Y es que en Magdalena la reapertura se volvió un tema político. Por eso Ciénaga, el único municipio que no depende de la Gobernación para temas educativos, ya inició el regreso a clases presenciales. Allí el alcalde es un político tradicional, Luis Alberto Tete, que derrotó al candidato de izquierda en 2019.

Al respecto, el sindicalista Barreto dice: “En Ciénaga tenemos un gobierno de derecha que llevó a los estudiantes a la presencialidad sin tener en cuenta lo que piensa la gente. Aquí, en Santa Marta, con gobiernos alternativos, nos escuchan”. Agrega que, un año después del cierre de colegios: “estamos hablando al menos tres veces por semana para definir dónde podemos regresar”.

Del lado del Gobierno, tampoco ha existido voluntad de sentarse a negociar ni con la Gobernación ni con los sindicatos del departamento para encontrar una salida al bloqueo. En una visita reciente del presidente Duque al departamento, ni siquiera le avisó a Caicedo que estaría en Magdalena.
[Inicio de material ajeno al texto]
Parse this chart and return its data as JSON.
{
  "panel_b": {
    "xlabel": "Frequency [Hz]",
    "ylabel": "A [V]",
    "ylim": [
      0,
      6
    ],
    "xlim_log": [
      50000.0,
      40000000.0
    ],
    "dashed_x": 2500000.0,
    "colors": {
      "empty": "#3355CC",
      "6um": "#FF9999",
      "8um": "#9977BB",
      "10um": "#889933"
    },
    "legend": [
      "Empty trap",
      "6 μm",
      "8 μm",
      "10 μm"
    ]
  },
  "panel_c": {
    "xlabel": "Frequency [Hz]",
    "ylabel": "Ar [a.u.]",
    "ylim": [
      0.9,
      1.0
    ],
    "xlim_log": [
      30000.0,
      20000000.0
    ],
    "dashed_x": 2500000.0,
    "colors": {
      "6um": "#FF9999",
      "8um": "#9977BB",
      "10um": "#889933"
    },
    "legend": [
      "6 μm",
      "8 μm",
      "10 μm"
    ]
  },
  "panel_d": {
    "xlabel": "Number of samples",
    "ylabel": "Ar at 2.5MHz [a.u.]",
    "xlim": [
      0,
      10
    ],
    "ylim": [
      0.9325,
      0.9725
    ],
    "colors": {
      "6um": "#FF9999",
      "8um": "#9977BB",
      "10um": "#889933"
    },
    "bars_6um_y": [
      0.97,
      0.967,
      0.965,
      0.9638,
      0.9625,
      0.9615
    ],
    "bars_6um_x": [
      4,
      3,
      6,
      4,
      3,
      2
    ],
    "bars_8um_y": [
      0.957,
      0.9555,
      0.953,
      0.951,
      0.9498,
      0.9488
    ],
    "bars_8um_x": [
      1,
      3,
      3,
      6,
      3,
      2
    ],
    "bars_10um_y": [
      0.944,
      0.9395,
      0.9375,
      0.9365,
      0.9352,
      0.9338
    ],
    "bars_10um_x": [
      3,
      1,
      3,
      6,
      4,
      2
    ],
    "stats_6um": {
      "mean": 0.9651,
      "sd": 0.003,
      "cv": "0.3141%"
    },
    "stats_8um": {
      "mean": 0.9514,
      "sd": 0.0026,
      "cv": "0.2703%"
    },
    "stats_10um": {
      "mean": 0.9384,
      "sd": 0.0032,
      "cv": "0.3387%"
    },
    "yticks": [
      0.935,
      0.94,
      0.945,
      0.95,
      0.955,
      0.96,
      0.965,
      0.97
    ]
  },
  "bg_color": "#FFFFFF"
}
El Ministerio no nos confirmó que tengan algún plan para romper el bloqueo educativo.

El desdén alrededor del tema educativo es tal que, según dijo Dorismel Barreto, directivo del Edumag, durante la pandemia muchos ladrones robaron sillas y cables eléctricos en algunos colegios.

Las alianzas con los educadores, en cambio, están bien cuidadas. Caicedo apoya la posición de los sindicatos, a quienes les ha dado participación en sus administraciones (varios sindicalistas han sido secretarios de educación de Santa Marta y el Magdalena en administración caicedistas) y son claves en su proyecto político.

Hasta mañana, cuando se anunciará un regreso a clases, la posición de Edumag, el sindicato de trabajadores de la educación del Magdalena -que tiene 10 mil afiliados- ha sido que sólo volverán a las aulas cuando estén todos los elementos de bioseguridad en los colegios, por lo que el anuncio de Caicedo de abrir parcialmente lo ven con buenos ojos.

Aunque en sus cuentas son más los que se quedarán sin abrir. Calculan que 80 por ciento de los colegios públicos del departamento, desde antes de la pandemia, carecen de baterías sanitarias y agua potable, en municipios que tampoco tienen alcantarillado propio.

En Santa Marta, donde la condición de los colegios está mejor, un colegio público femenino, La Normal Superior, ya hizo un piloto para abrir, pero aún en los privados la reapertura sigue lenta y apenas dos colegios, según la Alcaldía, lo han hecho.

Entre los sindicalistas del magisterio, además del calendario educativo, también se respira el electoral. Según Barreto, “tenemos que empoderarnos el próximo año para la presidencia con gobiernos del cambio que de verdad le sirvan a la educación del departamento”. Al ritmo actual es posible que llegue un nuevo presidente antes que el retorno total de la educación presencial.